מֶחְקָרִים חֲדָשִׁים מְגַלִּים: הַדִּיאֶטָה נוֹגֶדֶת אֶת הַטֶּבַע הָאֱנוֹשִׁי.

New research reveals: Dieting goes against human nature.

Oct 7, 2014

how to say "decoration" in Hebrew


The Hebrew word for to decorate first appears in the Mishnah, where it refers to people adorning themselves, using the reflexive verb לְהִתְקַשֵּׁט listen and repeat.

Since then, the word has taken on the meaning of decorating objects as well, employing the active-intensive verb, לְקַשֵּׁט listen and repeat

The word for decoration follows that verb form: קִשּׁוּט listen and repeat.

For example:

אֲנַחְנוּ קִשַּׁטְנוּ אֶת הַסֻּכָּה בְּכָל מִינֵי קִשּׁוּטִים יָפִים.
We decorated the Sukkah with all kinds of pretty decorations.

Oct 6, 2014

how to say "fruit" in Hebrew


The Hebrew word for fruit very closely resembles the English word, though the Online Etymological Dictionary doesn't see the connection.

The Hebrew word is פְּרִי
 listen and repeat, and like in English, is used both literally:

תַּפּוּחַ הוּא פְּרִי.
An apple is a fruit.

and figuratively:

נִרְאֶה אִם הַמַּאֲמָצִים שֶׁלָּנוּ יָנִיבוּ פְּרִי.
We'll see if our efforts will bear fruit.

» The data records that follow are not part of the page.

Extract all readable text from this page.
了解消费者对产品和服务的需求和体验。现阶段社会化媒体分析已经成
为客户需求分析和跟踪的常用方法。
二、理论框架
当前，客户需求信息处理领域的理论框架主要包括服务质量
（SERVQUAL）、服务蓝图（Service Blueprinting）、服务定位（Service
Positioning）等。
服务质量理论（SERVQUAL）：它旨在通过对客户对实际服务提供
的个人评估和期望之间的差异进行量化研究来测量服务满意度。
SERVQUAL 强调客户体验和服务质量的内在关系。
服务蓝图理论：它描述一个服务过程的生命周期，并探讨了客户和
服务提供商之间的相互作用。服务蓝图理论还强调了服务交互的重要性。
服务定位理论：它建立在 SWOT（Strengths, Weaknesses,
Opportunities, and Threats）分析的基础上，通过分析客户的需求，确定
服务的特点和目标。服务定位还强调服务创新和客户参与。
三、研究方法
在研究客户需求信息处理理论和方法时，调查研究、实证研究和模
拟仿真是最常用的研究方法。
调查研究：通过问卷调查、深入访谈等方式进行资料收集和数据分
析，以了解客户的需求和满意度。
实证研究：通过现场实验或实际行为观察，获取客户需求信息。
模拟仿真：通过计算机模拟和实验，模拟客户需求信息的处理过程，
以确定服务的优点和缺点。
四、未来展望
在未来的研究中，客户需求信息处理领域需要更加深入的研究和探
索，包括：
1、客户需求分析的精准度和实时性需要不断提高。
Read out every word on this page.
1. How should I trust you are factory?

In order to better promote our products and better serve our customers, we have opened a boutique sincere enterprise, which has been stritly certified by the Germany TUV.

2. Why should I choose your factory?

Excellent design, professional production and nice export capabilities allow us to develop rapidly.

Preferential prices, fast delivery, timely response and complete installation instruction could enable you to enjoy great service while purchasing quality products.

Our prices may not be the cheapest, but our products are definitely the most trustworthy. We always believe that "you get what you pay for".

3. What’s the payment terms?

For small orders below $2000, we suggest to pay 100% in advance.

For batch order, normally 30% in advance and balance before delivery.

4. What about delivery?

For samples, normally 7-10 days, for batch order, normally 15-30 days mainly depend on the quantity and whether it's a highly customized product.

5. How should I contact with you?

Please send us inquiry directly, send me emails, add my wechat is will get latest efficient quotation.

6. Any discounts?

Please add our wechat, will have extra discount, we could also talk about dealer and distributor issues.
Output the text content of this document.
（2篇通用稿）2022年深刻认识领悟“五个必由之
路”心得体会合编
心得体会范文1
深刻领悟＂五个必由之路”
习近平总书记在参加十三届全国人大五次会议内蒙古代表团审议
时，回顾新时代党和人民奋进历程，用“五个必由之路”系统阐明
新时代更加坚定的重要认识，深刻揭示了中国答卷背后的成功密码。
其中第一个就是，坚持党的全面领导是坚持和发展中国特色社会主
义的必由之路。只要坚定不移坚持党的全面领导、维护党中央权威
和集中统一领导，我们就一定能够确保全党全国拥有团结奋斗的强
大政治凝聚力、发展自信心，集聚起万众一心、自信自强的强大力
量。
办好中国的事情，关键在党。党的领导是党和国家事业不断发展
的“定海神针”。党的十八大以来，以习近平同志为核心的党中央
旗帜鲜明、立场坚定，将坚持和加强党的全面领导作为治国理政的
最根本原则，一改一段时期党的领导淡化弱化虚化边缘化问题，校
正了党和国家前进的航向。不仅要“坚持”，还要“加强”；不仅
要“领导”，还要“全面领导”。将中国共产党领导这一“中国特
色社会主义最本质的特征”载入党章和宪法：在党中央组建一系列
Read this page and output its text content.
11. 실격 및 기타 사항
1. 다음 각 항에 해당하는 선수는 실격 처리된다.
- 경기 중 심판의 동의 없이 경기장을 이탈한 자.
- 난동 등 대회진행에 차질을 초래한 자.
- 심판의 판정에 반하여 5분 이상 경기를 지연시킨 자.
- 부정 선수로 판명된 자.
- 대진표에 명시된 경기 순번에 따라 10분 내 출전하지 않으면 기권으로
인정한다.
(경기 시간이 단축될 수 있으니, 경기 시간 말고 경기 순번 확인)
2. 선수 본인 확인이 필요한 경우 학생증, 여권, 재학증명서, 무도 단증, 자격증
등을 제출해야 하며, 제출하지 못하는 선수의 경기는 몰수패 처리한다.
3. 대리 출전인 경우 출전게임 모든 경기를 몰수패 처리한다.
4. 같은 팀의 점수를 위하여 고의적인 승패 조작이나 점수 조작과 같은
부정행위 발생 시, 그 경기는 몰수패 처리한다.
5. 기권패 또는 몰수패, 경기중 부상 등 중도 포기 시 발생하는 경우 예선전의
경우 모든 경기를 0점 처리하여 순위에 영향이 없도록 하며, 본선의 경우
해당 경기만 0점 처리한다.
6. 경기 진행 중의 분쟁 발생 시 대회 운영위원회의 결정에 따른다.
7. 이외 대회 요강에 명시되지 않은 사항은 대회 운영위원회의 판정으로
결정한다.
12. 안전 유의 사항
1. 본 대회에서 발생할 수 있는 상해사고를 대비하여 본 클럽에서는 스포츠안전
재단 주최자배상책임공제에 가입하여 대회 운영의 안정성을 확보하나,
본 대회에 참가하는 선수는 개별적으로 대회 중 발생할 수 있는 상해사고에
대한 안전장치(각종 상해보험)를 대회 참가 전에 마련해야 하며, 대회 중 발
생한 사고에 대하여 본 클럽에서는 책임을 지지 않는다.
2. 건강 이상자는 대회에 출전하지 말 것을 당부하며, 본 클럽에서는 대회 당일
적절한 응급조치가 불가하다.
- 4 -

The plural form is פֵּרוֹת listen and repeat, as in:

הִיא הֵכִינָה סָלַט פֵּרוֹת.
She made fruit salad.

Oct 5, 2014

how to say "fig leaf" in Hebrew

עֲלֵה תְּאֵנָה

A leaf in Hebrew is עָלֶה listen and repeat

For example:

יֵשׁ הַרְבֶּה עָלִים עַל הָאֲדָמָה.
There are lots of leaves on the ground.

A fig leaf is עֲלֶה תְּאֵנָה listen and repeat, both in the literal sense as well as in the sense borrowed from the biblical Garden of Eden account - a cover-up for something embarrassing.

For example, a woman whose son lit toilet paper on fire in the classroom and asked his mother to defend him (see this video), might reply:

לֹא אֶהְיֶה עֲלֵה תְּאֵנָה לַהִתְנַהֲגוּת שֶׁלְּךָ.
I won't be a fig leaf for your behavior.